Anna seperti biasa bangun pagi dan menyiapkan sarapannya sendiri, membuat porsinya sendiri dan tidak memperdulikan siapapun di dapur kecuali Bik Yun dan juga Haru -kucingnya-.

"Dasi hitamku dimana?" Tanya Verno tiba-tiba di sebelahnya.

Anna mendongak, menatap Pria di depannya yang sudah berpakaian rapi, hanya dasi yang kurang di lehernya.

"Kamu nanya ke aku?" Tanya Anna menunjuk dirinya sendiri. Ia bahkan menoleh pada Haru sebentar dan mendengarkan kucingnya me ngeong untuk memastikan pendengarannya masih bagus pagi ini.

"Iya, seingatku, aku simpan semua dasi di kamarmu."

Anna menghela nafas, lalu ia berjalan naik ke dalam kamarnya dan Verno mengikutinya dari belakang.

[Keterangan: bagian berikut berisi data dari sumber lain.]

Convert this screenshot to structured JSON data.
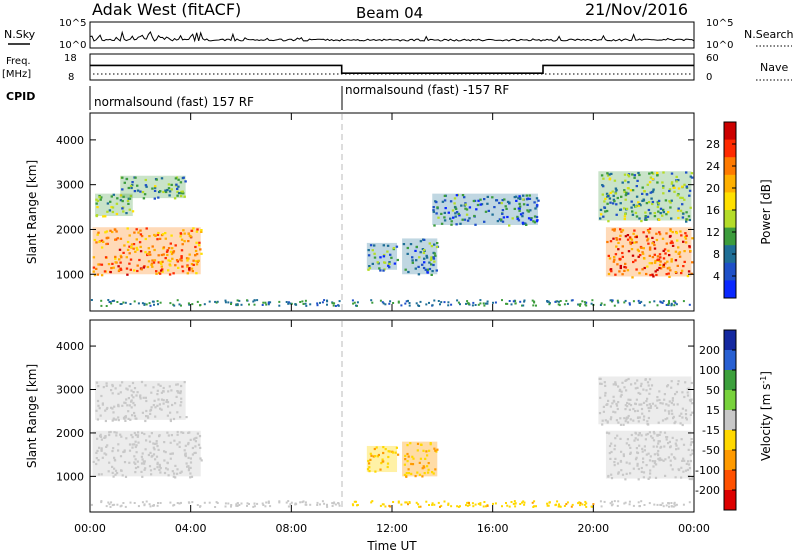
{
  "header": {
    "station": "Adak West (fitACF)",
    "beam": "Beam 04",
    "date": "21/Nov/2016"
  },
  "strip_labels": {
    "nsky": "N.Sky",
    "nsearch": "N.Search",
    "freq_line1": "Freq.",
    "freq_line2": "[MHz]",
    "nave": "Nave",
    "cpid": "CPID",
    "nsky_ticks": [
      "10^5",
      "10^0"
    ],
    "nsearch_ticks": [
      "10^5",
      "10^0"
    ],
    "freq_ticks": [
      "18",
      "8"
    ],
    "nave_ticks": [
      "60",
      "0"
    ]
  },
  "cpid_segments": [
    {
      "start_hour": 0,
      "end_hour": 10,
      "label": "normalsound (fast) 157 RF"
    },
    {
      "start_hour": 10,
      "end_hour": 24,
      "label": "normalsound (fast) -157 RF"
    }
  ],
  "freq_trace": {
    "hours": [
      0,
      10,
      10,
      18,
      18,
      24
    ],
    "freq_mhz": [
      13.6,
      13.6,
      10.6,
      10.6,
      13.6,
      13.6
    ]
  },
  "power_colorbar": {
    "label": "Power [dB]",
    "ticks": [
      "28",
      "24",
      "20",
      "16",
      "12",
      "8",
      "4"
    ],
    "colors": [
      "#cc0000",
      "#ff2a00",
      "#ff7a00",
      "#ffb000",
      "#ffe000",
      "#b4dc28",
      "#3c9c3c",
      "#1e6e96",
      "#1e50c8",
      "#0a28ff"
    ]
  },
  "velocity_colorbar": {
    "label_parts": [
      "Velocity [m s",
      "-1",
      "]"
    ],
    "ticks": [
      "200",
      "100",
      "50",
      "15",
      "-15",
      "-50",
      "-100",
      "-200"
    ],
    "colors": [
      "#1428a0",
      "#2860d2",
      "#3ca03c",
      "#78d23c",
      "#c8c8c8",
      "#ffd800",
      "#ff9a00",
      "#ff5000",
      "#dc0000"
    ]
  },
  "axes": {
    "ylabel": "Slant Range [km]",
    "yticks": [
      "4000",
      "3000",
      "2000",
      "1000"
    ],
    "xticks": [
      "00:00",
      "04:00",
      "08:00",
      "12:00",
      "16:00",
      "20:00",
      "00:00"
    ],
    "xlabel": "Time UT"
  },
  "chart_data": {
    "type": "heatmap",
    "x_range_hours": [
      0,
      24
    ],
    "y_range_km": [
      180,
      4600
    ],
    "power_regions": [
      {
        "t0": 0.1,
        "t1": 4.4,
        "r0": 1000,
        "r1": 2050,
        "power_db": 24
      },
      {
        "t0": 0.2,
        "t1": 1.7,
        "r0": 2300,
        "r1": 2800,
        "power_db": 12
      },
      {
        "t0": 1.2,
        "t1": 3.8,
        "r0": 2700,
        "r1": 3200,
        "power_db": 10
      },
      {
        "t0": 11.0,
        "t1": 12.2,
        "r0": 1100,
        "r1": 1700,
        "power_db": 8
      },
      {
        "t0": 12.4,
        "t1": 13.8,
        "r0": 1000,
        "r1": 1800,
        "power_db": 8
      },
      {
        "t0": 13.6,
        "t1": 17.8,
        "r0": 2100,
        "r1": 2800,
        "power_db": 6
      },
      {
        "t0": 20.5,
        "t1": 23.9,
        "r0": 950,
        "r1": 2050,
        "power_db": 26
      },
      {
        "t0": 20.2,
        "t1": 23.9,
        "r0": 2200,
        "r1": 3300,
        "power_db": 10
      }
    ],
    "velocity_regions": [
      {
        "t0": 0.1,
        "t1": 4.4,
        "r0": 1000,
        "r1": 2050,
        "velocity": 0
      },
      {
        "t0": 0.2,
        "t1": 3.8,
        "r0": 2300,
        "r1": 3200,
        "velocity": 0
      },
      {
        "t0": 11.0,
        "t1": 12.2,
        "r0": 1100,
        "r1": 1700,
        "velocity": -60
      },
      {
        "t0": 12.4,
        "t1": 13.8,
        "r0": 1000,
        "r1": 1800,
        "velocity": -80
      },
      {
        "t0": 20.5,
        "t1": 23.9,
        "r0": 950,
        "r1": 2050,
        "velocity": 0
      },
      {
        "t0": 20.2,
        "t1": 23.9,
        "r0": 2200,
        "r1": 3300,
        "velocity": 0
      }
    ],
    "cpid_change_hour": 10
  }
}
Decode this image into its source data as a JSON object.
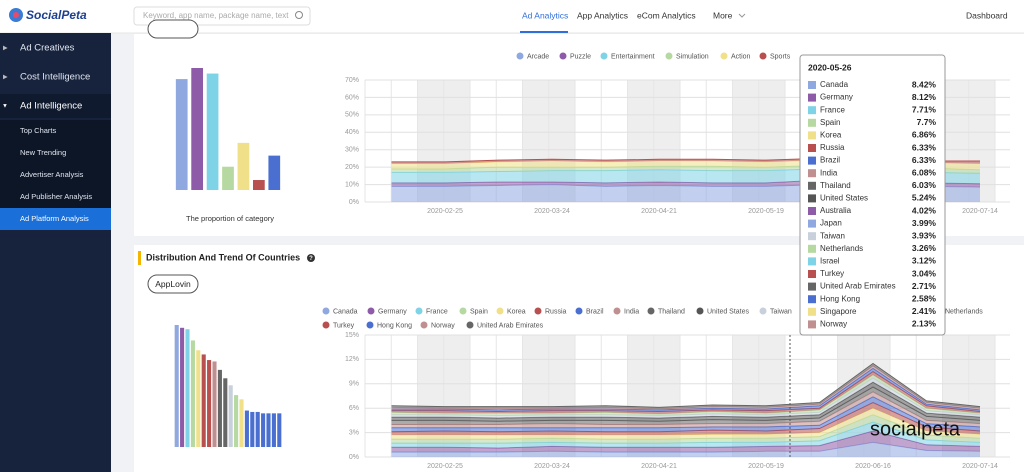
{
  "nav": {
    "logo": "SocialPeta",
    "search_placeholder": "Keyword, app name, package name, text",
    "links": [
      "Ad Analytics",
      "App Analytics",
      "eCom Analytics",
      "More"
    ],
    "dashboard": "Dashboard"
  },
  "sidebar": {
    "items": [
      "Ad Creatives",
      "Cost Intelligence",
      "Ad Intelligence"
    ],
    "subitems": [
      "Top Charts",
      "New Trending",
      "Advertiser Analysis",
      "Ad Publisher Analysis",
      "Ad Platform Analysis"
    ]
  },
  "section_title": "Distribution And Trend Of Countries",
  "app_button": "AppLovin",
  "watermark": "socialpeta",
  "tooltip": {
    "title": "2020-05-26",
    "rows": [
      [
        "Canada",
        "8.42%",
        "#8fa8e0"
      ],
      [
        "Germany",
        "8.12%",
        "#8e5ba8"
      ],
      [
        "France",
        "7.71%",
        "#7fd3e6"
      ],
      [
        "Spain",
        "7.7%",
        "#b5d9a0"
      ],
      [
        "Korea",
        "6.86%",
        "#f0e08a"
      ],
      [
        "Russia",
        "6.33%",
        "#b85050"
      ],
      [
        "Brazil",
        "6.33%",
        "#4a6fd0"
      ],
      [
        "India",
        "6.08%",
        "#c09090"
      ],
      [
        "Thailand",
        "6.03%",
        "#666666"
      ],
      [
        "United States",
        "5.24%",
        "#555555"
      ],
      [
        "Australia",
        "4.02%",
        "#8e5ba8"
      ],
      [
        "Japan",
        "3.99%",
        "#8fa8e0"
      ],
      [
        "Taiwan",
        "3.93%",
        "#c8d0dc"
      ],
      [
        "Netherlands",
        "3.26%",
        "#b5d9a0"
      ],
      [
        "Israel",
        "3.12%",
        "#7fd3e6"
      ],
      [
        "Turkey",
        "3.04%",
        "#b85050"
      ],
      [
        "United Arab Emirates",
        "2.71%",
        "#666666"
      ],
      [
        "Hong Kong",
        "2.58%",
        "#4a6fd0"
      ],
      [
        "Singapore",
        "2.41%",
        "#f0e08a"
      ],
      [
        "Norway",
        "2.13%",
        "#c09090"
      ]
    ]
  },
  "chart_data": [
    {
      "type": "bar",
      "xlabel": "The proportion of category",
      "values": [
        20,
        22,
        21,
        4.2,
        8.5,
        1.8,
        6.2
      ],
      "colors": [
        "#8fa8e0",
        "#8e5ba8",
        "#7fd3e6",
        "#b5d9a0",
        "#f0e08a",
        "#b85050",
        "#4a6fd0"
      ]
    },
    {
      "type": "area",
      "stacked": true,
      "grid": true,
      "categories": [
        null,
        "2020-02-25",
        null,
        "2020-03-24",
        null,
        "2020-04-21",
        null,
        "2020-05-19",
        null,
        "2020-06-16",
        null,
        "2020-07-14"
      ],
      "ylim": [
        0,
        70
      ],
      "yticks": [
        {
          "value": 0,
          "label": "0%"
        },
        {
          "value": 10,
          "label": "10%"
        },
        {
          "value": 20,
          "label": "20%"
        },
        {
          "value": 30,
          "label": "30%"
        },
        {
          "value": 40,
          "label": "40%"
        },
        {
          "value": 50,
          "label": "50%"
        },
        {
          "value": 60,
          "label": "60%"
        },
        {
          "value": 70,
          "label": "70%"
        }
      ],
      "series": [
        {
          "name": "Arcade",
          "color": "#8fa8e0",
          "values": [
            9,
            9,
            9.5,
            10,
            9,
            9.5,
            9,
            9,
            10,
            10.5,
            9,
            8.5
          ]
        },
        {
          "name": "Puzzle",
          "color": "#8e5ba8",
          "values": [
            2,
            2,
            2,
            1.5,
            2,
            2,
            2,
            2,
            2.5,
            3,
            2,
            2
          ]
        },
        {
          "name": "Entertainment",
          "color": "#7fd3e6",
          "values": [
            6,
            6,
            6,
            6.5,
            7,
            7,
            7,
            7,
            6.5,
            7,
            6,
            6
          ]
        },
        {
          "name": "Simulation",
          "color": "#b5d9a0",
          "values": [
            2,
            2,
            2.5,
            2,
            2,
            2,
            2.5,
            2,
            2,
            2,
            2.5,
            2
          ]
        },
        {
          "name": "Action",
          "color": "#f0e08a",
          "values": [
            3,
            3,
            3,
            3.5,
            3,
            3,
            3,
            3,
            3,
            3,
            3,
            3.5
          ]
        },
        {
          "name": "Sports",
          "color": "#b85050",
          "values": [
            1,
            1,
            1,
            1,
            1,
            1,
            1,
            1,
            1,
            1,
            1,
            1.5
          ]
        }
      ]
    },
    {
      "type": "bar",
      "values": [
        8.7,
        8.5,
        8.4,
        7.6,
        6.9,
        6.6,
        6.2,
        6.1,
        5.5,
        4.9,
        4.4,
        3.7,
        3.4,
        2.6,
        2.5,
        2.5,
        2.4,
        2.4,
        2.4,
        2.4
      ],
      "colors": [
        "#8fa8e0",
        "#8e5ba8",
        "#7fd3e6",
        "#b5d9a0",
        "#f0e08a",
        "#b85050",
        "#b85050",
        "#c09090",
        "#666666",
        "#666666",
        "#c8d0dc",
        "#b5d9a0",
        "#f0e08a",
        "#4a6fd0",
        "#4a6fd0",
        "#4a6fd0",
        "#4a6fd0",
        "#4a6fd0",
        "#4a6fd0",
        "#4a6fd0"
      ]
    },
    {
      "type": "area",
      "stacked": true,
      "grid": true,
      "categories": [
        null,
        "2020-02-25",
        null,
        "2020-03-24",
        null,
        "2020-04-21",
        null,
        "2020-05-19",
        null,
        "2020-06-16",
        null,
        "2020-07-14"
      ],
      "ylim": [
        0,
        15
      ],
      "yticks": [
        {
          "value": 0,
          "label": "0%"
        },
        {
          "value": 3,
          "label": "3%"
        },
        {
          "value": 6,
          "label": "6%"
        },
        {
          "value": 9,
          "label": "9%"
        },
        {
          "value": 12,
          "label": "12%"
        },
        {
          "value": 15,
          "label": "15%"
        }
      ],
      "series": [
        {
          "name": "Canada",
          "color": "#8fa8e0",
          "values": [
            0.6,
            0.6,
            0.6,
            0.7,
            0.6,
            0.6,
            0.6,
            0.7,
            0.7,
            1.8,
            0.8,
            0.7
          ]
        },
        {
          "name": "Germany",
          "color": "#8e5ba8",
          "values": [
            0.6,
            0.6,
            0.5,
            0.6,
            0.6,
            0.6,
            0.6,
            0.6,
            0.7,
            1.4,
            0.7,
            0.6
          ]
        },
        {
          "name": "France",
          "color": "#7fd3e6",
          "values": [
            0.5,
            0.5,
            0.6,
            0.5,
            0.5,
            0.5,
            0.6,
            0.5,
            0.6,
            1.1,
            0.6,
            0.5
          ]
        },
        {
          "name": "Spain",
          "color": "#b5d9a0",
          "values": [
            0.5,
            0.5,
            0.5,
            0.5,
            0.5,
            0.5,
            0.5,
            0.5,
            0.5,
            0.9,
            0.6,
            0.5
          ]
        },
        {
          "name": "Korea",
          "color": "#f0e08a",
          "values": [
            0.5,
            0.5,
            0.5,
            0.4,
            0.5,
            0.5,
            0.5,
            0.5,
            0.5,
            0.8,
            0.5,
            0.5
          ]
        },
        {
          "name": "Russia",
          "color": "#b85050",
          "values": [
            0.4,
            0.5,
            0.4,
            0.5,
            0.4,
            0.4,
            0.5,
            0.4,
            0.5,
            0.7,
            0.5,
            0.4
          ]
        },
        {
          "name": "Brazil",
          "color": "#4a6fd0",
          "values": [
            0.5,
            0.4,
            0.5,
            0.4,
            0.5,
            0.5,
            0.4,
            0.5,
            0.4,
            0.7,
            0.4,
            0.5
          ]
        },
        {
          "name": "India",
          "color": "#c09090",
          "values": [
            0.4,
            0.4,
            0.4,
            0.5,
            0.4,
            0.4,
            0.4,
            0.4,
            0.5,
            0.6,
            0.4,
            0.4
          ]
        },
        {
          "name": "Thailand",
          "color": "#666666",
          "values": [
            0.5,
            0.5,
            0.4,
            0.4,
            0.5,
            0.4,
            0.5,
            0.4,
            0.4,
            0.6,
            0.5,
            0.4
          ]
        },
        {
          "name": "United States",
          "color": "#555555",
          "values": [
            0.4,
            0.4,
            0.4,
            0.4,
            0.4,
            0.4,
            0.4,
            0.4,
            0.4,
            0.6,
            0.4,
            0.4
          ]
        },
        {
          "name": "Taiwan",
          "color": "#c8d0dc",
          "values": [
            0.3,
            0.3,
            0.3,
            0.3,
            0.3,
            0.3,
            0.3,
            0.3,
            0.3,
            0.5,
            0.3,
            0.3
          ]
        },
        {
          "name": "Netherlands",
          "color": "#b5d9a0",
          "values": [
            0.3,
            0.2,
            0.3,
            0.2,
            0.3,
            0.2,
            0.3,
            0.2,
            0.3,
            0.4,
            0.3,
            0.2
          ]
        },
        {
          "name": "Turkey",
          "color": "#b85050",
          "values": [
            0.2,
            0.3,
            0.2,
            0.3,
            0.2,
            0.3,
            0.2,
            0.3,
            0.2,
            0.4,
            0.3,
            0.2
          ]
        },
        {
          "name": "Hong Kong",
          "color": "#4a6fd0",
          "values": [
            0.2,
            0.2,
            0.2,
            0.2,
            0.2,
            0.2,
            0.2,
            0.2,
            0.3,
            0.4,
            0.2,
            0.2
          ]
        },
        {
          "name": "Norway",
          "color": "#c09090",
          "values": [
            0.2,
            0.1,
            0.2,
            0.1,
            0.2,
            0.1,
            0.2,
            0.2,
            0.2,
            0.3,
            0.2,
            0.2
          ]
        },
        {
          "name": "United Arab Emirates",
          "color": "#666666",
          "values": [
            0.2,
            0.2,
            0.2,
            0.2,
            0.2,
            0.2,
            0.2,
            0.2,
            0.2,
            0.3,
            0.2,
            0.2
          ]
        }
      ]
    }
  ]
}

Anna membuka salah satu lemari khusus untuk dasi Verno, dan mengambil semua dasi itu lalu ia masukkan kedalam salah satu tas yang ada di dalam kamarnya. Ia serah kan tas berisi dasi itu pada Verno dan Anna mulai bisa melihat kilat amarah dari mata Verno.

"Aku hanya minta satu dasi," ucap Verno dingin.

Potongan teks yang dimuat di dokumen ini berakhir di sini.